The financial troubles of a Fife firm prior to more than 80 staff being made redundant have been revealed.
Commercial laundry firm Fishers has disclosed it lost 90% of its revenue before making the decision to axe staff and close its Perth depot.
The Inveralmond laundry depot closed at the end of May with the loss of 84 jobs.
Significant adverse impact
Newly filed company accounts for Cupar-headquartered Fishers highlight the impact of the coronavirus pandemic on the business.
Commenting in the firm’s annual report, group managing director Michael Jones said restrictions introduced “had and continue to have, a significant adverse impact”.
He said: “Since mid-March, we have seen significantly reduced hotel occupancy rates compared to historical levels.
“Demand for both business and leisure travel has declined considerably on a global basis and, accordingly, hospitality volumes have slowed to historically low levels.

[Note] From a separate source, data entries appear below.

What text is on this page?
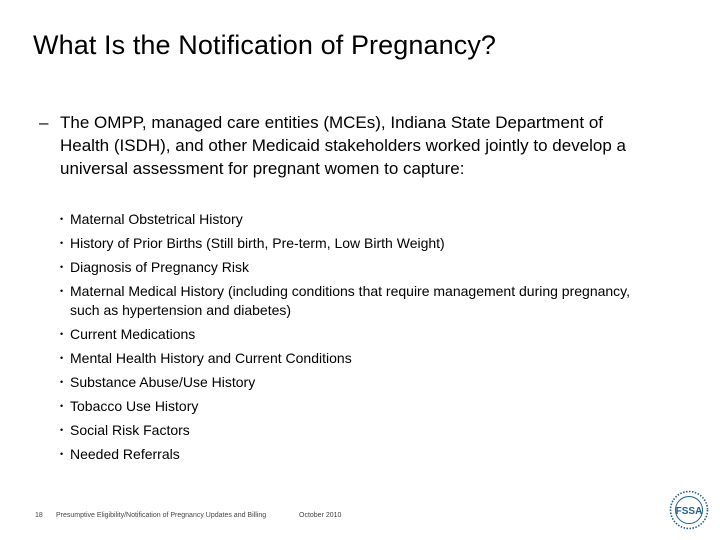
What Is the Notification of Pregnancy?
– The OMPP, managed care entities (MCEs), Indiana State Department of Health (ISDH), and other Medicaid stakeholders worked jointly to develop a universal assessment for pregnant women to capture:

• Maternal Obstetrical History
• History of Prior Births (Still birth, Pre-term, Low Birth Weight)
• Diagnosis of Pregnancy Risk
• Maternal Medical History (including conditions that require management during pregnancy, such as hypertension and diabetes)
• Current Medications
• Mental Health History and Current Conditions
• Substance Abuse/Use History
• Tobacco Use History
• Social Risk Factors
• Needed Referrals
18 Presumptive Eligibility/Notification of Pregnancy Updates and Billing	October 2010	FSSA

“Revenues during the peak of lockdown, from April to June 2020, fell approximately 90% compared to the same period last year.”
Attempts to save Perth operation
The move to close the Perth operation saw local politicians lobby the Scottish Government in a bid to save the stricken facility.
During the consultation period, the Fishers management team said they examined a range of options in an effort to avoid closure, including suggestions from staff.
Employees at the plant and drivers offered to job share and cut their hours if it meant saving their jobs.
The firm also approached the government to see if it could expand its existing social healthcare and care home business with the provision of reusable PPE gowns. This didn’t prove possible in the timescales required.
At the time Fishers said losing a key contract – with Premier Inn operators Whitbread – made the base unviable.
The Perth work was spread between its laundries in Cupar and Glasgow.
Mr Jones said there was some improvement in trade over the summer.
“Whilst our hospitality revenue significantly improved over the summer months in rural areas, revenue remained very low from customers in urban locations,” he said.
“The full extent of the impact on the business will depend on future developments, including the duration, spread and severity of the outbreak and resulting demand for personal and business travel.”
The managing director said the company has developed and implemented measures to diminish the impact of the coronavirus pandemic.
These include temporary restructuring through consolidating operations, reducing headcount and accessing UK Government assistance.
Rising turnover and profits before Covid hit
The accounts, which cover the year to December 31 2019, show an increase in revenues and profits.
Turnover rose from £34.5 million in 2018, to £39m.
Pre-tax profits jumped from £3.4m to £3.7m over the trading period – an increase of 9%.
A spokesperson for Fishers said: “Although the increase in profits in 2019 was welcome, these results are of course historical.
“They do not reflect the impact of the Covid-19 pandemic on Fishers’ 2020 performance.”
Founded in Aberfeldy in 1900, the company was sold to Canadian giant K-Bro in a £35m deal in 2017.